Everyday I struggled with the fear of losing my baby. Finally, at 37 weeks, after three days in the hospital under observation due to new complications, they rushed me in for an emergency c-section. Praise God! Jemma Faith Pousseur made it into this world; safe and sound. Besides the normal chaos of just having a c-section and a baby, things were good. DEEP BREATH, with 2013 close by I was moving on to better days, and a new season; or so we thought! A few weeks after Jemma was born, we realized that she was having feeding issues. She wasn’t taking in more than a few ounces a day, and trying to get her to eat that much was extremely difficult.

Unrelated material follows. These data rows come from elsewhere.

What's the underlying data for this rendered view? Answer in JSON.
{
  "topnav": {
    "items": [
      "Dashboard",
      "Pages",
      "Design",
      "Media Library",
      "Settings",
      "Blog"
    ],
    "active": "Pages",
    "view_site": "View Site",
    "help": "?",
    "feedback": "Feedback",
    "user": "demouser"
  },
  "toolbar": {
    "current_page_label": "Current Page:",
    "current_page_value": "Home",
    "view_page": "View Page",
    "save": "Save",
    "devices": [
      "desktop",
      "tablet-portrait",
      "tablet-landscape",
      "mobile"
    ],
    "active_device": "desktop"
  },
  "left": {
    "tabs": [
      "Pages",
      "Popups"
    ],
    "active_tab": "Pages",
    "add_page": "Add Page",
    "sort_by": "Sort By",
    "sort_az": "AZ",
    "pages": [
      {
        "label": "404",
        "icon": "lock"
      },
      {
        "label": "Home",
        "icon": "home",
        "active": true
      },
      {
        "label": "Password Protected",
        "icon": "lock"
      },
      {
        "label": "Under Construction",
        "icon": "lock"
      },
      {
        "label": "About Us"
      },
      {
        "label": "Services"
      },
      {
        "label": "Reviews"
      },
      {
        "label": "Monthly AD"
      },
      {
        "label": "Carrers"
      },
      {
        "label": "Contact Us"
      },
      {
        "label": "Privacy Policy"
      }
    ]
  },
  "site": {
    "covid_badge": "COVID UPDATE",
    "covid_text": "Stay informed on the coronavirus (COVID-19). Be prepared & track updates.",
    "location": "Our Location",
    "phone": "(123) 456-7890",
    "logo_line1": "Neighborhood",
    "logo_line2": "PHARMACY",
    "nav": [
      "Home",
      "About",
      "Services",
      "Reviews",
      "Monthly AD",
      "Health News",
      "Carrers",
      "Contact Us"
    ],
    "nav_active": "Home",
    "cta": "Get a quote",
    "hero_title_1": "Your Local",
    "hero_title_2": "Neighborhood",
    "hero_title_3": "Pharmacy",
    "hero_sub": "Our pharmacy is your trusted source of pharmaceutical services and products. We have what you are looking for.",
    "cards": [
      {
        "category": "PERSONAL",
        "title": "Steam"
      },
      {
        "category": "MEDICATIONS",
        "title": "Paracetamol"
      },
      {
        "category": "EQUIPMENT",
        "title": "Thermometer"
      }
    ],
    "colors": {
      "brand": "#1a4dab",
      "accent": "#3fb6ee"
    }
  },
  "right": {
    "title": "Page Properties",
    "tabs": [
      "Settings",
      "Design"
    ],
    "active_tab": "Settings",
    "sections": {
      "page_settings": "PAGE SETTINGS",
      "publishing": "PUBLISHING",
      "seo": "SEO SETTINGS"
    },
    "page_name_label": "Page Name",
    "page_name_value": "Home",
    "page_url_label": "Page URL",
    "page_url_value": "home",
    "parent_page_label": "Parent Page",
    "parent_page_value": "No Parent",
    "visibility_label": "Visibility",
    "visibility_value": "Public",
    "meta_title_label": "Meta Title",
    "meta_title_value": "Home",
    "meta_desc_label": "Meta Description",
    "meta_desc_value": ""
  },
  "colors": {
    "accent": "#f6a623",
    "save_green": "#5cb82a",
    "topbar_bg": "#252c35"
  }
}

She didn’t want to be held, she wasn’t gaining weight or growing, we had weekly appointments, with test after test, hospitalizations, a feeding tube and the chance we would need to go to a children’s hospital out of state. There were more sleepless nights than I care to remember (or can remember). All along we were questioning if she would make it out of the woods, and if she did what permanent damage was being done to her body and mind? Through all this, I once again found myself struggling with how I could trust God with all these unknowns. Thankfully Jemma’s issue was found, but there were many more months of screaming and struggling with feeding while her body healed.
Fear still controlled my emotions, and led me to believe differently than what I really knew to be true. I questioned whether God’s plan was only for his good and not for mine at all. The truth, however, was I was seeking for God to provide me with what I thought was best; and that involved not suffering, not going through pain, and not being afraid. In his mercy, he slowly began to change my perspective. Answers and healing didn’t come overnight but as I continued to pursue God in His word, in community, and in prayer, he was faithful to meet me and bring me that healing. Isaiah 53 reminds us that he took up our pain and bore our suffering. Christ’s work on the cross, his sacrifice, has made it so when we experience pain and suffering, it doesn’t have to scar us. When I was able to leave my pain at the cross, I began to experience freedom from fear.
God’s work isn’t done in me yet, but as I continue to move into freedom from fear it allows me to draw into community rather than to hide, to have peace in the storm, to trust in God truths, and to know deep in the foundations of my soul that as I continue to follow after Him -no matter what happens in my life- God will choose to use all things not only for his good, but mine as well, because He loves me.